En el ocaso del reinado de Sedequías, cuando los babilonios sitiaron Jerusalén, Jeremías dijo en el Cap. 32 versículo 19 que Jehová es Aquel “cuyos ojos están abiertos sobre todos los caminos de los hijos de los hombres, a fin de dar a cada uno conforme a sus caminos y conforme al fruto de sus tratos”. Estas palabras indican que el profeta entendió cuál es la postura de Jehová en materia de justicia e igual a mi me enseña que el Altísimo observa lo que hace cada uno de sus siervos y escucha sus sinceras súplicas, por eso es importante que contemos a Jehová nuestros temores o preocupaciones. Expresarnos con franqueza nos ayudará a reforzar nuestra confianza en Dios y en que su voluntad sin falta se realizará. Incluso si de momento no entendemos completamente el desenvolvimiento de algunos sucesos o la razón por la que el propósito de Dios se desarrolla a cierto ritmo, podemos expresarle en oración nuestra total confianza en que nada escapa a su control.

¿Qué otras perlas espirituales ha encontrado en la lectura bíblica de esta semana?

Cuando los babilonios, mandados por Nabucodonosor, invadieron Judá  entre 609-607 a. E.C., Lakís y Azeqá fueron las dos últimas ciudades fortificadas que cayeron antes que Jerusalén fuese tomada según leemos en Jeremías 34:6, 7. Aquí podemos encontrar dos hechos importantes, primero la exactitud histórica de la biblia, por ejemplo las llamadas Cartas de Lakís escritas en fragmentos de cerámica, dieciocho de las cuales se hallaron en Tell ed-Duweir en 1935 y tres más en 1938, parecen estar relacionadas con este período. Una de estas cartas, probablemente dirigida por una avanzada militar al comandante que estaba en Lakís, dice en parte: “Vigilamos las señales de Lakiš, según las indicaciones que mi señor dio, pues no vemos Azeqah”. Este mensaje da a entender que Azeqá ya había sido tomada, pues no se recibían señales desde allí.
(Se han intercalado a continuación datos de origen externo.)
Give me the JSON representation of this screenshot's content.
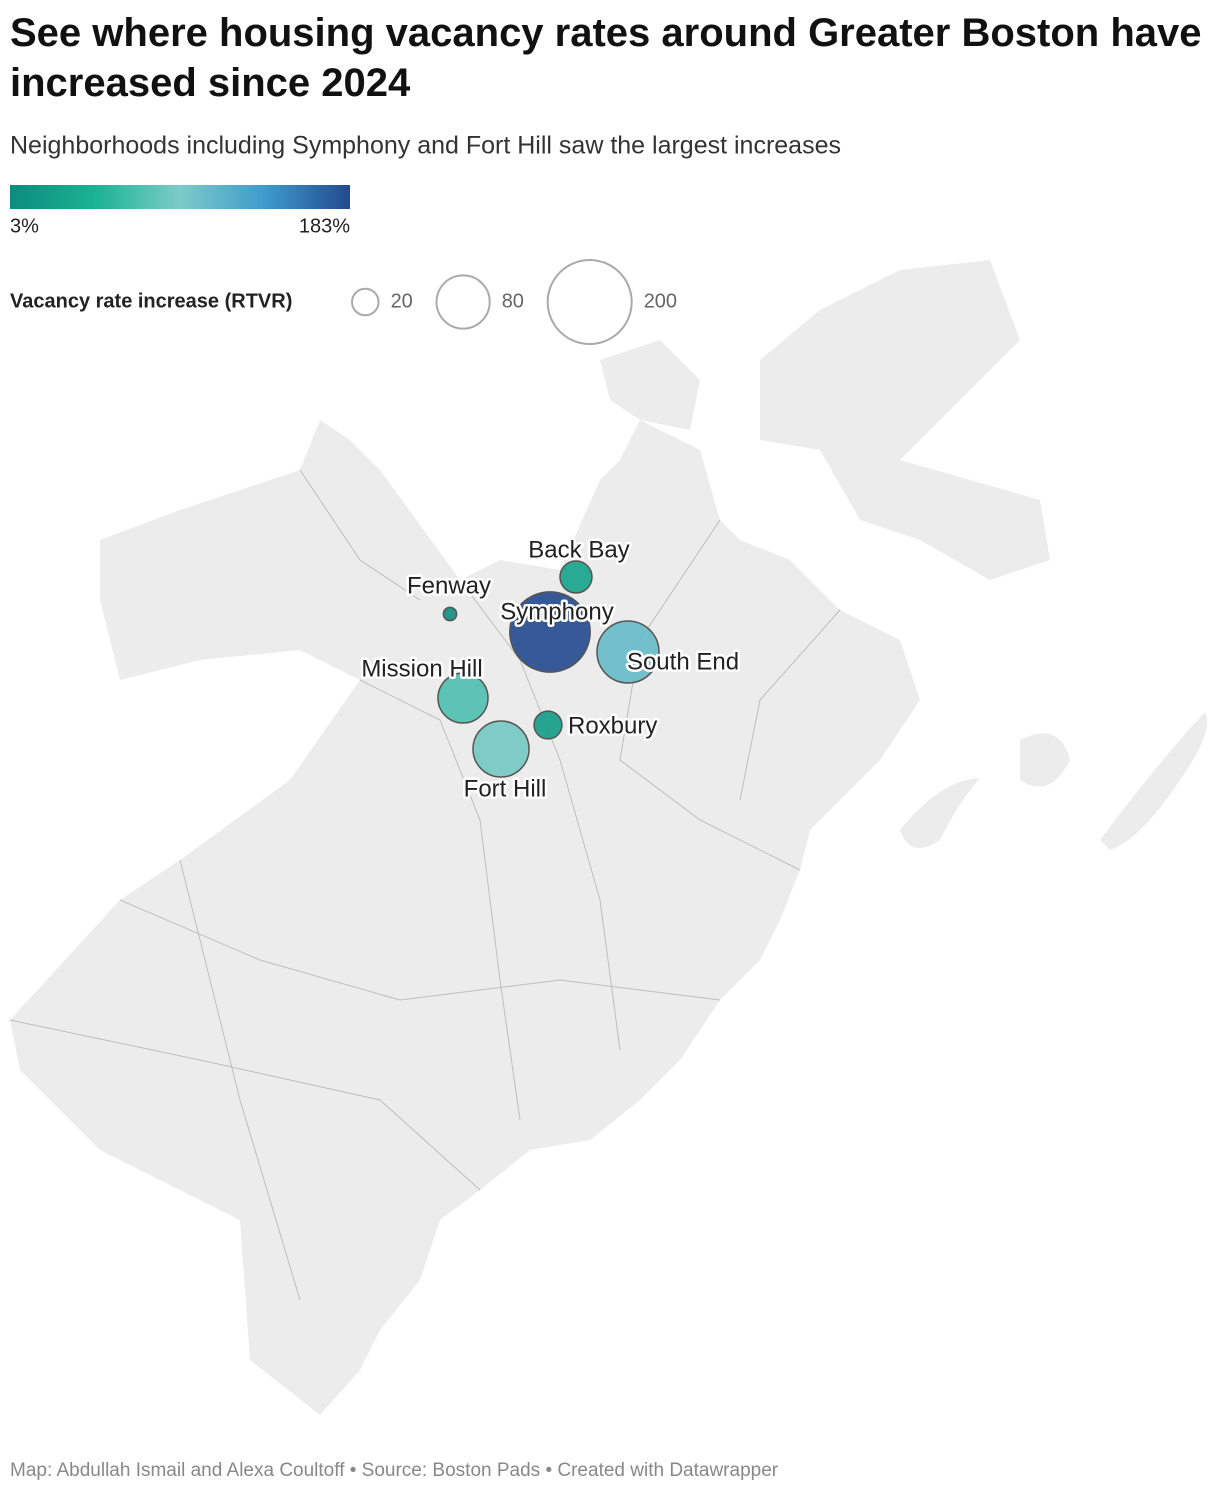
{
  "chart_data": {
    "type": "symbol-map",
    "title": "See where housing vacancy rates around Greater Boston have increased since 2024",
    "subtitle": "Neighborhoods including Symphony and Fort Hill saw the largest increases",
    "color_scale": [
      "#0b8c7e",
      "#1bb394",
      "#7ccbc8",
      "#3d9bcc",
      "#23498f"
    ],
    "color_legend": {
      "min": {
        "value": 3,
        "label": "3%"
      },
      "max": {
        "value": 183,
        "label": "183%"
      }
    },
    "size_legend": {
      "title": "Vacancy rate increase (RTVR)",
      "values": [
        20,
        80,
        200
      ]
    },
    "categories": [
      "Back Bay",
      "Fenway",
      "Symphony",
      "South End",
      "Mission Hill",
      "Roxbury",
      "Fort Hill"
    ],
    "values": [
      29,
      5,
      183,
      109,
      71,
      22,
      89
    ],
    "footer": "Map: Abdullah Ismail and Alexa Coultoff • Source: Boston Pads • Created with Datawrapper"
  }
}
También es interesante que casi todas las Cartas de Lakís legibles contienen expresiones como: “¡Quiera Yahweh [????] que mi señor oiga hoy buenas noticias!”. (Óstracon IV de Lakiš.) Este segundo hecho muestra que en aquel entonces estaba muy extendido el uso del nombre de Dios. (La Sabiduría del Antiguo Oriente, pág. 252.)